Homework 3 was due on Thursday 6th February 2014. I graded Q3,5 and the grader graded Q1,2,4. All questions are marked out of 6.

**Question 1.** I believe most people did fine on this question. The real issues were negating the statements; some people wrote the contrapositive of an implication instead of its negation... this was covered in recitation, so hopefully that matter is cleared up now.

**Question 2.** Proving that an integer $z$ being even implies that $z^3$ is even is straightforward and can be done with the definition of evenness (divisibility by 2): most people had no problems here. What caused problems what proving the converse, i.e. that $z^3$ being even implies that $z$ is even. Many people resorted to arguments about factors, the most common of which actually *assumes* the result you're trying to prove! (Namely: a lot of people said that since $z^3$ is even, $2$ appears as a factor, so must appear three times.) The best way I can think of doing this that doesn't accidentally assume any number theoretic results is to prove the contrapositive, namely $$\neg E(z) \Rightarrow \neg E(z^3)$$ But 'not even' just means 'odd'. So the problem boils down to proving that if $z=2n+1$ (for some integer $n$) then $z^3$ is odd.
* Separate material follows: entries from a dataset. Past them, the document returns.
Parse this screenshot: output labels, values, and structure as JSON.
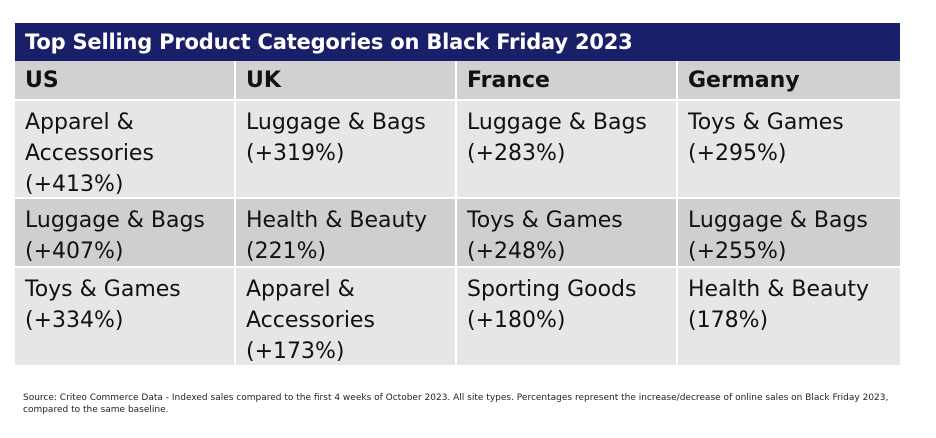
{
  "chart_data": {
    "type": "table",
    "title": "Top Selling Product Categories on Black Friday 2023",
    "columns": [
      "US",
      "UK",
      "France",
      "Germany"
    ],
    "rows": [
      [
        "Apparel &\nAccessories\n(+413%)",
        "Luggage & Bags\n(+319%)",
        "Luggage & Bags\n(+283%)",
        "Toys & Games\n(+295%)"
      ],
      [
        "Luggage & Bags\n(+407%)",
        "Health & Beauty\n(221%)",
        "Toys & Games\n(+248%)",
        "Luggage & Bags\n(+255%)"
      ],
      [
        "Toys & Games\n(+334%)",
        "Apparel &\nAccessories\n(+173%)",
        "Sporting Goods\n(+180%)",
        "Health & Beauty\n(178%)"
      ]
    ],
    "source": "Source: Criteo Commerce Data - Indexed sales compared to the first 4 weeks of October 2023. All site types. Percentages represent the increase/decrease of online sales on Black Friday 2023, compared to the same baseline."
  },
  "colors": {
    "title_bar": "#1a1f6a",
    "header_row": "#d1d1d4",
    "row_light": "#e6e6e8",
    "row_dark": "#cfcfd2"
  }
}
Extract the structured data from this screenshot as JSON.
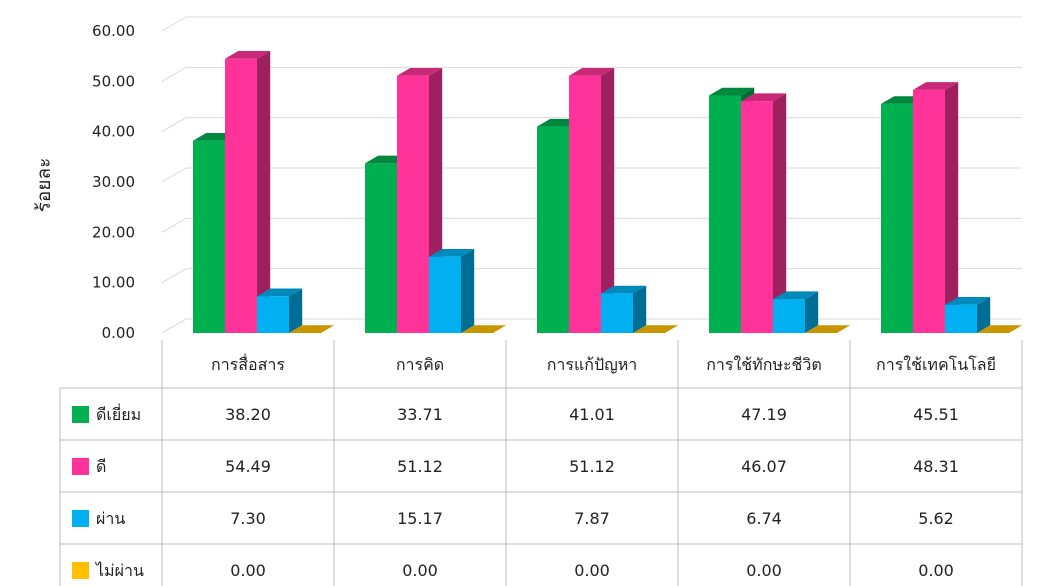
{
  "chart_data": {
    "type": "bar",
    "ylabel": "ร้อยละ",
    "ylim": [
      0,
      60
    ],
    "yticks": [
      "0.00",
      "10.00",
      "20.00",
      "30.00",
      "40.00",
      "50.00",
      "60.00"
    ],
    "grid": true,
    "categories": [
      "การสื่อสาร",
      "การคิด",
      "การแก้ปัญหา",
      "การใช้ทักษะชีวิต",
      "การใช้เทคโนโลยี"
    ],
    "series": [
      {
        "name": "ดีเยี่ยม",
        "values": [
          38.2,
          33.71,
          41.01,
          47.19,
          45.51
        ],
        "labels": [
          "38.20",
          "33.71",
          "41.01",
          "47.19",
          "45.51"
        ],
        "color": "#00B050"
      },
      {
        "name": "ดี",
        "values": [
          54.49,
          51.12,
          51.12,
          46.07,
          48.31
        ],
        "labels": [
          "54.49",
          "51.12",
          "51.12",
          "46.07",
          "48.31"
        ],
        "color": "#FF3399"
      },
      {
        "name": "ผ่าน",
        "values": [
          7.3,
          15.17,
          7.87,
          6.74,
          5.62
        ],
        "labels": [
          "7.30",
          "15.17",
          "7.87",
          "6.74",
          "5.62"
        ],
        "color": "#00B0F0"
      },
      {
        "name": "ไม่ผ่าน",
        "values": [
          0.0,
          0.0,
          0.0,
          0.0,
          0.0
        ],
        "labels": [
          "0.00",
          "0.00",
          "0.00",
          "0.00",
          "0.00"
        ],
        "color": "#FFC000"
      }
    ],
    "legend": "data-table-left"
  }
}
But $$z^3 = 8n^3+12n^2+6n+1 = 2(4n^3+6n^2+3n)+1$$ and since $4n^3+6n^2+3n \in \mathbb{Z}$, $z^3$ is odd.

**Question 3.** The most common error here was people forgetting that $\mathbb{Z}$ includes *negative* numbers as well as positive numbers... either that, or forgetting that negative integers can be factors of positive ones. This was common amongst people who listed all the factors of $22$. Nevertheless, there is a much easier way of doing this problem. First, notice that $$x^2=22+y^2\quad \Leftrightarrow\quad x^2-y^2=22\quad \Leftrightarrow\quad (x-y)(x+y)=22$$ Now it's possible to prove that $x-y$ and $x+y$ are either both even or they're both odd. Why? Well $x+y = (x-y)+2y$, so we're adding an even number... you proved in class that odd+even=odd and even+even=even, so these two numbers have the same parity. This means that $22$ is either odd (if $x-y$ and $x+y$ are both odd) or is divisible by $4$ (if $x-y$ and $x+y$ are both even), but neither of these facts is true.

**Question 4.** Unsurprisingly, the thing people had most problems with here was translating the proposition from English into mathematical notation. The 'any two ... rational numbers' makes it reasonably clear we should start with $$\forall x \in \mathbb{Q}\ \forall y \in \mathbb{Q}\ \cdots$$ We need them to be 'distinct'; so whatever we want to conclude must be *implied by* $x \ne y$. So we can continue: $$\forall x \in \mathbb{Q}\ \forall y \in \mathbb{Q}\ (x \ne y \Rightarrow \cdots )$$ What we want to conclude is that another rational number lies between them. This is an existence result: $\exists z \in \mathbb{Q}$ such that $z$ 'lies between $x$ and $y$'. Well we don't know whether $x \lt y$ or $y \lt x$, but that's okay: we can account for either case by sticking an 'or' ($\vee$) in there. In summary, we have $$\forall x \in \mathbb{Q}\ \forall y \in \mathbb{Q}\ (x \ne y \Rightarrow \exists z \in \mathbb{Q}\ [x \lt z \lt y\ \vee\ y \lt z \lt x] )$$ The rest of the solution amounted to *finding*, given arbitrary distinct rational $x,y$, a number between them. The 'obvious choice' is their average, namely letting $z=\frac{x+y}{2}$. You were required to prove that $z$ is strictly between $x$ and $y$, and that $z$ is rational; both of these can be done straight from the definitions.

**Question 5.** The meat of this question was part (c), which asked you to prove associativity of the symmetric difference. The easiest way I could see to do this was using truth tables, though direct bashing with double-containment arguments was fine. Most attempts at this solution were convincing enough, and people who didn't get full credit were typically those who'd given up half-way through (or at the beginning). Some Venn diagrams were drawn incorrectly: the region corresponding to $A \cap B \cap C$, i.e. where all three circles overlap, *should* be shaded.